AUDIO: Lourie and Amsler get testy (1:05)
Committee chairman Harvey Peeler (R-Cherokee) eventually had to tell Lourie and Amsler to “chill.”
Other members of the committee also wondered why board members willingly accepted their staff’s recommendations only hours after the compromise was reached. Amsler said the members of the board were emailed about the agreement and asked for comment less than 24 hours before the vote. The staff gave the specifics during a presentation at the meeting, he added.
When pressed on the specifics of the presentation, Amsler deferred to DHEC’s staff, which angered Lourie again.
“Economically and environmentally, this is probably the most important decision your board and any DHEC board will make for decades,” he told Amsler, “So, I struggle… when you tell me that staff said it was fine so we went along with it.”
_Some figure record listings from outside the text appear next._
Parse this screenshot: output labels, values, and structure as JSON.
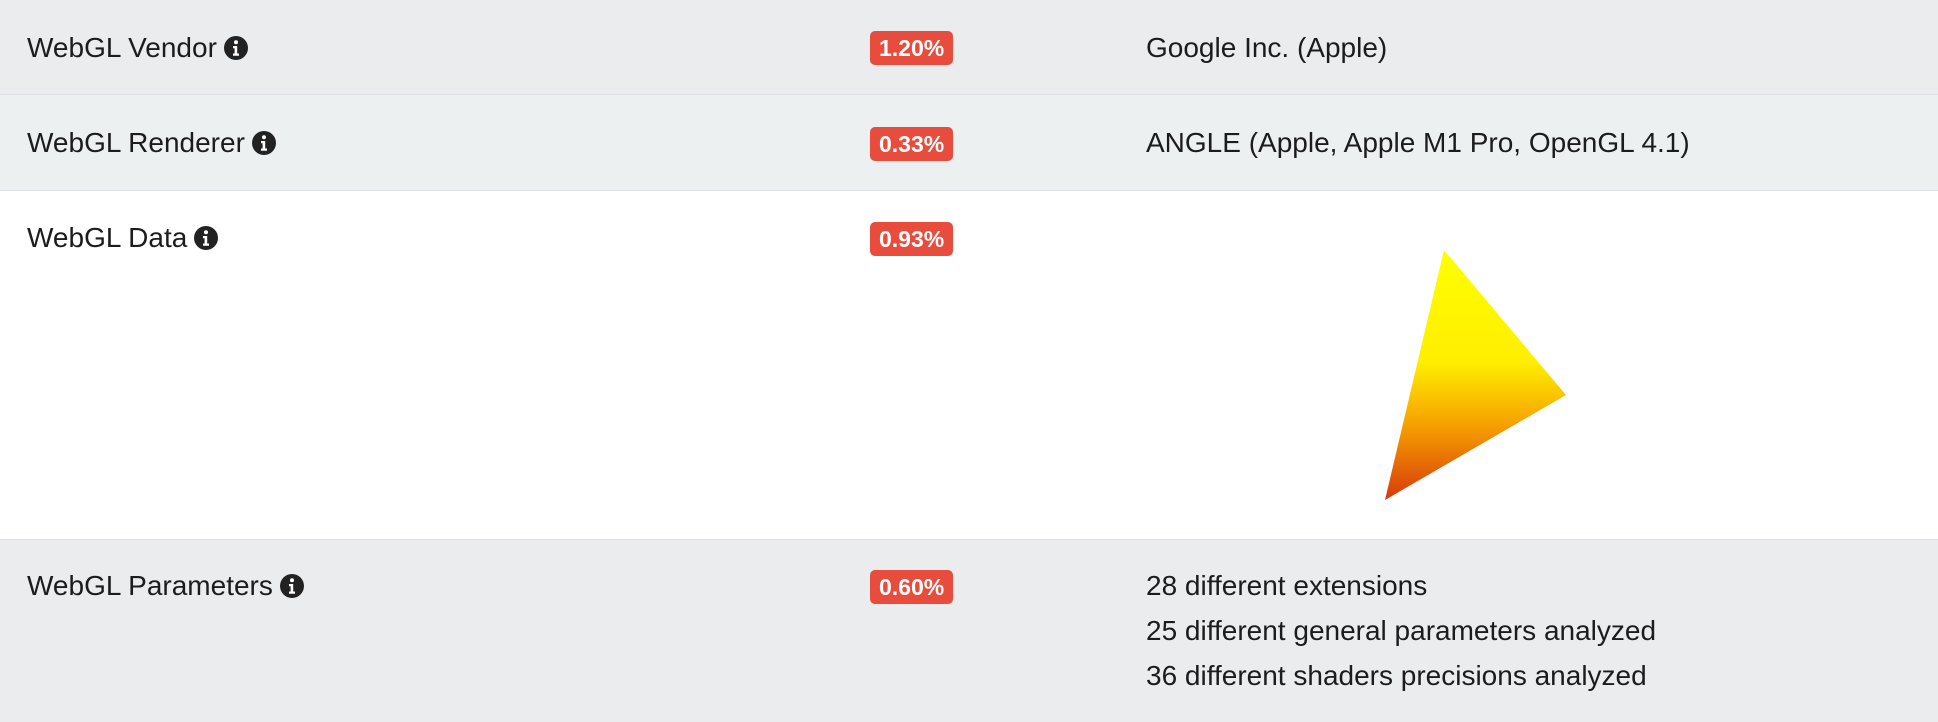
{
  "rows": {
    "vendor": {
      "label": "WebGL Vendor",
      "percent": "1.20%",
      "value": "Google Inc. (Apple)"
    },
    "renderer": {
      "label": "WebGL Renderer",
      "percent": "0.33%",
      "value": "ANGLE (Apple, Apple M1 Pro, OpenGL 4.1)"
    },
    "data": {
      "label": "WebGL Data",
      "percent": "0.93%"
    },
    "parameters": {
      "label": "WebGL Parameters",
      "percent": "0.60%",
      "lines": [
        "28 different extensions",
        "25 different general parameters analyzed",
        "36 different shaders precisions analyzed"
      ]
    }
  },
  "icons": {
    "info": "info-circle-icon"
  },
  "colors": {
    "badge": "#e74c3c",
    "row_shaded": "#ebeced",
    "triangle_top": "#ffff00",
    "triangle_bottom": "#e0400a"
  }
}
Other members also questioned whether the board was too focused the specifics of the permit and was ignoring the larger implications of a Savannah dredging on the Port of Charleston and a proposed Jasper Ocean Terminal on the South Carolina side of the Savannah River.
“I just have a bit of discomfort with what I perceive is an attitude you’re conveying to us of ‘the permit requirements were met. End of discussion,’” Sen. Danny Verdin (R-Laurens) told Amsler.
Amsler said that it was not the board’s responsibility to consider the economic and political aspects of the permit– only the environmental ones.
Peeler had asked Governor Haley to testify before the committee, but she declined. No members of her staff attended the hearing. The committee members agreed to ask Haley’s staffers to testify again, with the possibility of subpoenaing them if they refuse.
Georgia wants 36 miles of the river dredged an additional six feet to benefit the Port of Savannah, which needs deeper waters to service the larger ships expected to begin coming through the newly-expanded Panama Canal in a few years. Charleston also plans to deepen its harbor an additional five feet.
The hearing lasted for more than six hours.